4338.214 · August 2, 2018 AD
The Body That Was Already There
On the evening of 2 August 2018, police responded to a reported break-in at a Berriedale residence registered to Luke Smith. Inside they found the savaged remains of a man who had been missing from South Australia for over twenty years — killed days earlier, but ravaged beyond recognition. They also found a wounded stranger, a shattered window, blood belonging to people who shouldn't have been there, and a dead animal no authority could identify. The house burned down the next night.
Nobody went to Luke Smith's Berriedale house looking for Cody Jennings. Jenny Triffett went looking for answers about her missing husband. Sharon Pafistis went looking for answers about hers. Kate Gibbons went looking for her son's father. The police went because Kate called 000 to report two women breaking in.
What they found had nothing to do with what any of them were looking for.
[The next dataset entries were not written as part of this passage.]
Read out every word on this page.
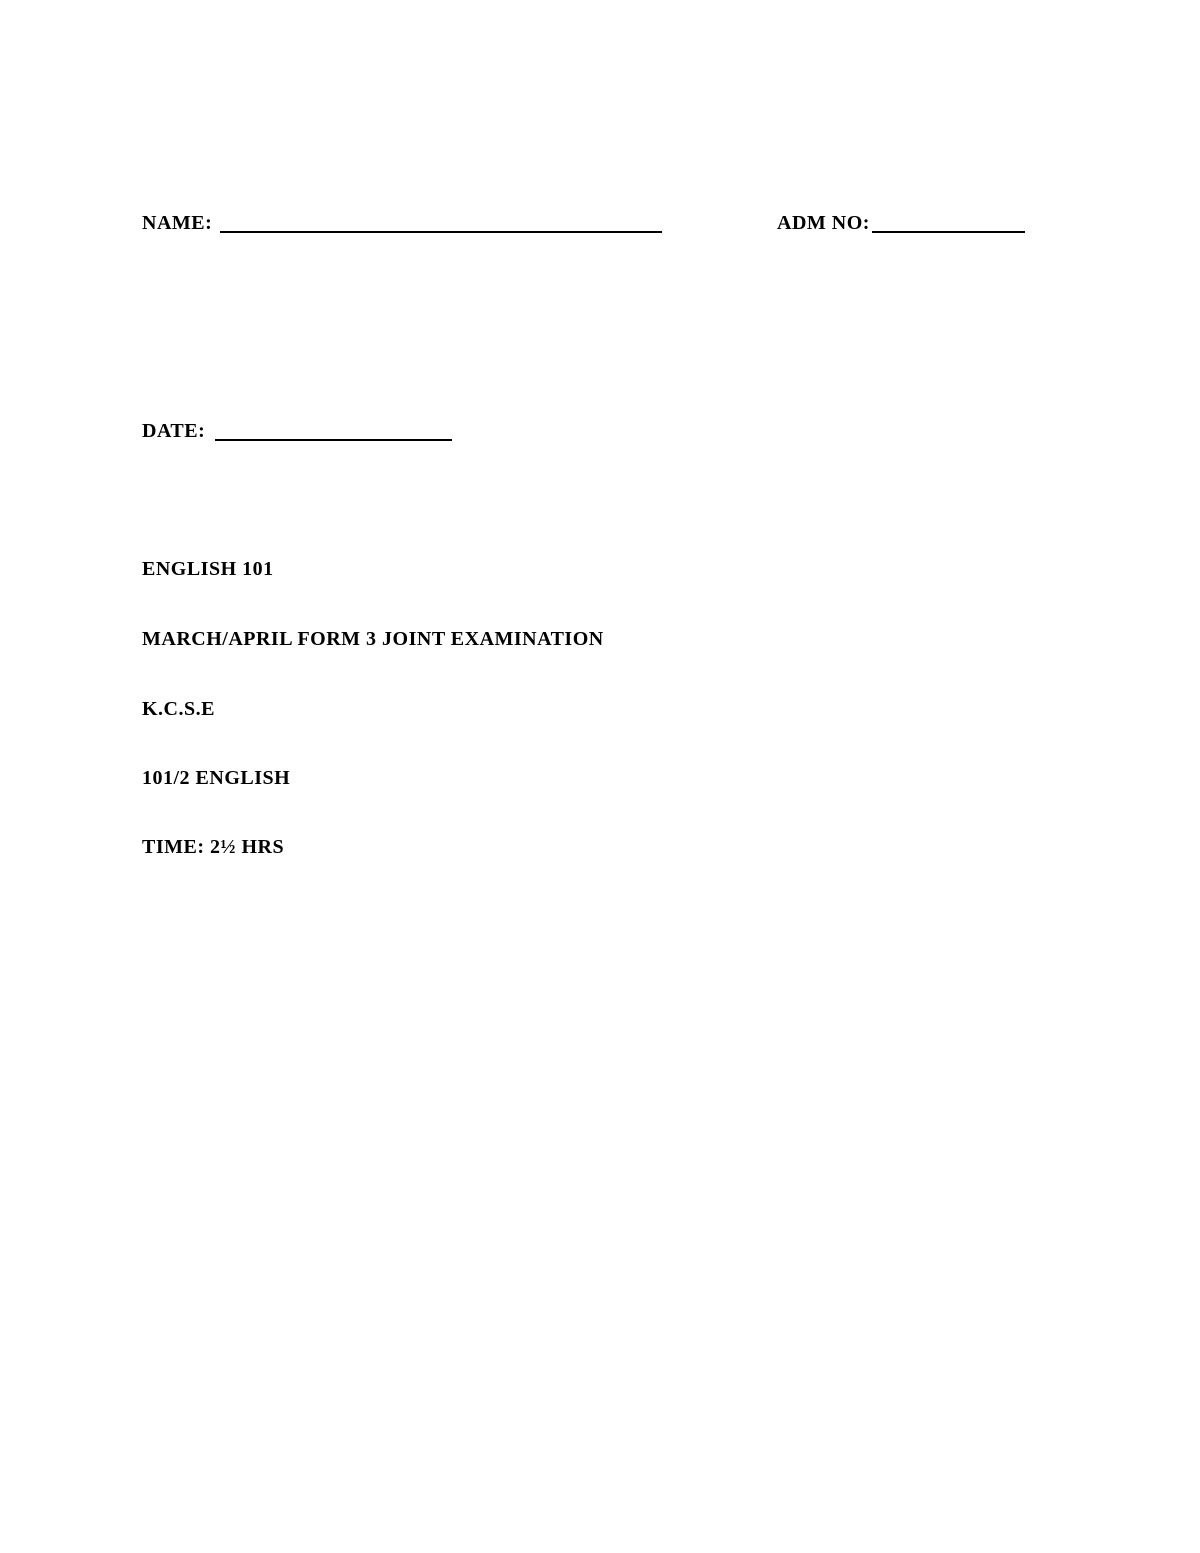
NAME:	ADM NO:
DATE:
ENGLISH 101
MARCH/APRIL FORM 3 JOINT EXAMINATION
K.C.S.E
101/2 ENGLISH
TIME: 2½ HRS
Cody Brian Jennings had vanished from Gawler, South Australia, in 1997 — walked away from his life with a letter telling his family not to search. Twenty-one years later, his remains were discovered in a downstairs room of a suburban Hobart house. He had been dead for days, not years — but the state of his body told a different story. Catastrophic injuries, repeated displacement within the property, and sustained predation by an animal found at the scene had rendered the remains almost unrecognisable. Forensic analysis that should have been straightforward became an exercise in separating what violence had done from what time had not.
The crime scene expanded with every hour. A wounded man was found inside with no clear explanation for his presence. An unidentified animal — large, dark-furred, predatory — was shot dead in the backyard. Blood analysis identified traces belonging to individuals whose connection to the property defied easy explanation. And within twenty-four hours of the discovery, the house was destroyed by arson, taking with it evidence that might have answered the questions the investigation was only beginning to ask.
Detective Inspector Sienna Blackwood led an investigation that would eventually name a suspect, close a case, and leave behind more unanswered questions than any resolution should permit.